The 1947 federal law he refers to banned most forms of gambling, but several hundred de facto casinos operate in Mexico anyway.
Those properties have found their legitimacy in a 2004 decree and subsequent amendments that followed to allow for casino games under the guise of drawings of numbers or symbols, constructing a complicated and tenuous legal framework that few can navigate and most find frustrating.
Last November, outgoing President Andrés Manuel López Obrador (AMLO) signed a decree to amend the 2004 regulation and outlaw such drawings via machines, as well as other casino games determined by dice, cards or roulette wheels. Those legal changes will not become effective until current operating permits expire, however.
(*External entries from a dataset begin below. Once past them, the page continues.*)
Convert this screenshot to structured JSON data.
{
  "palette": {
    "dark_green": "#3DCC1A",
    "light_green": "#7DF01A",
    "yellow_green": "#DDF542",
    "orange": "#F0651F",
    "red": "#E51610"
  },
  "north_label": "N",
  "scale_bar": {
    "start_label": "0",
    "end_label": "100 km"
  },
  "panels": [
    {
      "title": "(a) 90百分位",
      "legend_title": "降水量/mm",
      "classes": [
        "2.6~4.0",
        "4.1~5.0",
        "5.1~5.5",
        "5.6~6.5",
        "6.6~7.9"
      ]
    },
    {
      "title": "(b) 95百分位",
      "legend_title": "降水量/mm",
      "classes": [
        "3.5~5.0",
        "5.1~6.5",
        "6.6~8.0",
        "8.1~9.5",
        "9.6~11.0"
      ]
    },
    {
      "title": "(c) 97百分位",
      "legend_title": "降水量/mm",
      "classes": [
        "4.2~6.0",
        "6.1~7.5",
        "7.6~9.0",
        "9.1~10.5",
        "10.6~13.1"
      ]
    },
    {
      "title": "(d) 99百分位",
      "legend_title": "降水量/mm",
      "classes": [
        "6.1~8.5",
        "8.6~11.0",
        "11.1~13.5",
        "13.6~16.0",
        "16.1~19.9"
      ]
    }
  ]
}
Ochoa Sánchez named over-taxation as the next hurdle for Mexico's gambling industry.
“Today in Mexico taxes are paid to the federation and the Mexican government, taxes are paid to the states and taxes are paid to the municipalities. Then, every year they change them, they add a new tax every year, they increase the percentage,” he said, referencing a recent trend of new gambling taxes being applied on a state-by-state basis.
He said the volatility creates instability for investors, and advocated for tax reform that would consolidate state and municipal taxes.
Last March, Mexico’s Supreme Court also ruled in favour of a double taxation by upholding two articles of the financial code, which jointly tax the revenues of gambling organisers and gaming machine owners, in addition to imposing a value added tax.
At the time, lawyers said that the taxation was not necessarily a huge problem for the gaming industry, but that it was an abuse of authority.
Finally, the perception of Mexico as a dangerous place where the gaming industry is all guns and money laundering grates on Ochoa Sánchez.
“It’s not true in Mexico, it does not happen. But American movies always portray something bad,” he told Vixio.
As for the upcoming elections, it is looking increasingly likely that when AMLO leaves office, former Mexico City Mayor Claudia Sheinbaum will be sworn in as his replacement. She has been endorsed by AMLO and has a hefty lead in the polls.
“We believe that with her we could come to some arrangements,” concluded Ochoa Sánchez, “such as the three issues I have just raised.”